Previously Chief Operating Officer of the National Rugby League, Weeks took a redundancy in 2021 and was immediately hired by Crown to manage its regulatory response to the Bergin Inquiry. 

The Star, Sydney then endured two years of upheaval, yet despite extensive remediation plans, progress was so slow that, last February a second Bell Inquiry was announced.

The Bell Two report was released on August 30. 

Bell Two found The Star, Sydney still unfit to hold a casino licence and identified additional serious compliance breaches.  

The NICC issued it with a “show cause” notice, giving it 14 days to explain why its casino licence should not be torn up.

The Commission said: “The notice relates to four significant breaches … including … a cash fraud against The Star, a failure to run source of wealth checks on hundreds of members flagged as high risk, and fraudulent guest welfare entries that put already vulnerable customers at higher risk of harm.”

There were serious breaches of three-hour limits on patrons gambling without a break, as well as the cash fraud worth $3.2 million relating to a “ticket in, cash out” software glitch that allowed Star clients to claim funds they had not won.

It became obvious in a public hearing on April 15 why rehabilitation had been so slow.

Prosecutors presented communications between then Star Chairman David Foster and former CEO Robbie Cooke outlining their desire to oust Weeks, who the NICC had appointed manager in 2022 to oversee The Star, Sydney’s redemption.  

Discussions on how to get rid of him, included possible legal action against Weeks personally and against the NICC, canvassing options for shareholder class actions over the inevitable revenue write downs.

It was a Bergin-like bombshell which, Weeks said, took him “by surprise”.

Foster and Cooke were quickly dumped but it was too little, too late.

Win some, lose (way) more

It was starting to look like, this time, The Star, Sydney, might not get away with it. By September 27, its share price had slumped by more than 50% to a record low as it resumed trading the day after posting a second straight multi-billion-dollar annual loss, wiping $1.4 billion from the value its three casinos.

Now in serious financial trouble, the company blamed “challenging trading conditions” and regulatory changes — including mandatory cashless gambling.

The Star, Sydney is also facing similar suspensions and fines in Queensland, with AUSTRAC  launching Federal Court proceedings over its connection to Chinese junket operators.

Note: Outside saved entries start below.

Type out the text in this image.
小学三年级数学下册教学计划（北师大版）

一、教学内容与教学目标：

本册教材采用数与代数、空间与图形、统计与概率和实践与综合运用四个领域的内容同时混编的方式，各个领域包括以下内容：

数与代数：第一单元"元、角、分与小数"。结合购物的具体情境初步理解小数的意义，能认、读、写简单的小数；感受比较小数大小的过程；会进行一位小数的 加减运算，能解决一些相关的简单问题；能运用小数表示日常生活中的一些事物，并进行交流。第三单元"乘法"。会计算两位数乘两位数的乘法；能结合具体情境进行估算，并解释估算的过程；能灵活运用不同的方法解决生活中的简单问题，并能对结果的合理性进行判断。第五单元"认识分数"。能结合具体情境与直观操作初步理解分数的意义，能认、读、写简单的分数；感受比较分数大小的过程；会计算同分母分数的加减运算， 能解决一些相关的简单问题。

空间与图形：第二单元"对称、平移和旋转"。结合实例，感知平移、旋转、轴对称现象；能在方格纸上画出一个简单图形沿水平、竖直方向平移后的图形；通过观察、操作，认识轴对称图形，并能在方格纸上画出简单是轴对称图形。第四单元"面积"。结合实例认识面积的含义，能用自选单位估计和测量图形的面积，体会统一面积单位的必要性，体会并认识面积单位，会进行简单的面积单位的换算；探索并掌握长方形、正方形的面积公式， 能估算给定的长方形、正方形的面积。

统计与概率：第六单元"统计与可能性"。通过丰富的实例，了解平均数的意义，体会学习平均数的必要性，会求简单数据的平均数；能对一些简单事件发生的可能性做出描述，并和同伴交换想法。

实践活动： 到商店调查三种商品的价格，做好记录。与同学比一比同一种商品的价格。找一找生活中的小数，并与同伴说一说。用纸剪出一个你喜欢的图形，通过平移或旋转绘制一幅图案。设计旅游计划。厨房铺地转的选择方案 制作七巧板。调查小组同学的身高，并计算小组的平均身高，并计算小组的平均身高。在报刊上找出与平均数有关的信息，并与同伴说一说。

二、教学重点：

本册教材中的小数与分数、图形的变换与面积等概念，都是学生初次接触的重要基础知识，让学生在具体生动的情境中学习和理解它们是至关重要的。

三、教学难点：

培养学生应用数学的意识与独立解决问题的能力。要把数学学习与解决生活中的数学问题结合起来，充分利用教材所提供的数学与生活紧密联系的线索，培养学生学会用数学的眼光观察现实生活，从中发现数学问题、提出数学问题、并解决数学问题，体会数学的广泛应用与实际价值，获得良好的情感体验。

Star told the ASX it would continue to work with stakeholder and advisers about its financial condition. “These discussions are ongoing and involve, among others, state governments, regulators and the company’s lenders,” it said.

On October 10, the NICC announced the outcome of those discussions and its decision on Star’s show cause notice and licence suspension. 

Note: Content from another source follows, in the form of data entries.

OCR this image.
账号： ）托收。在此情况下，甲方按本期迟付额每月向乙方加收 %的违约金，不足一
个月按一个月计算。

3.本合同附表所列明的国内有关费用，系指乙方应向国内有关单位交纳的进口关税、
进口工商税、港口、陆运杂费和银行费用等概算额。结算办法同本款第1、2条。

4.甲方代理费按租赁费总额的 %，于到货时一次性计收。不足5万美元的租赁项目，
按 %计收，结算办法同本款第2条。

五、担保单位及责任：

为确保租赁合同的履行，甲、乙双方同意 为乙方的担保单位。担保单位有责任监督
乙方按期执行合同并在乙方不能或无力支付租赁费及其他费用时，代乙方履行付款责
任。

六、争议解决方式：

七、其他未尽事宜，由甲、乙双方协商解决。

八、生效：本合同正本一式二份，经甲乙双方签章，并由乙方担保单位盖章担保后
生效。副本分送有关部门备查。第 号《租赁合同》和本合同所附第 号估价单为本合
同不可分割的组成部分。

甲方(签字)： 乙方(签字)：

With a now or never opportunity to force real reform of great community benefit, the NICC decided not to suspend Star’s licence, citing a potential 9000 job losses across three venues and damage to associated businesses if Star went under. The NICC ruled that keeping Star operating was “in the public interest”.

NICC Chief Commissioner Crawford said, without a hint of irony, “It would be a very, very final act to take the licence away, particularly given the current economic times”.

While The Star, Sydney’s licence remains suspended, the fine was reduced to a small change $15 million (with nine months to pay). It has been given another extension to operate until next March 31, coinciding with the end of Weeks’ current term.

The NICC response indicates that these parasitic operations will never be shut down, the regulator having squandered the single, fleeting opportunity to force real reform.

The whole affair has again shown corporate criminals just how much they can get away with and how little governments and regulators really care about the ordinary people, whose communities continue to pay the price.

[Suzanne James is a policy, governance, risk management and compliance consultant.]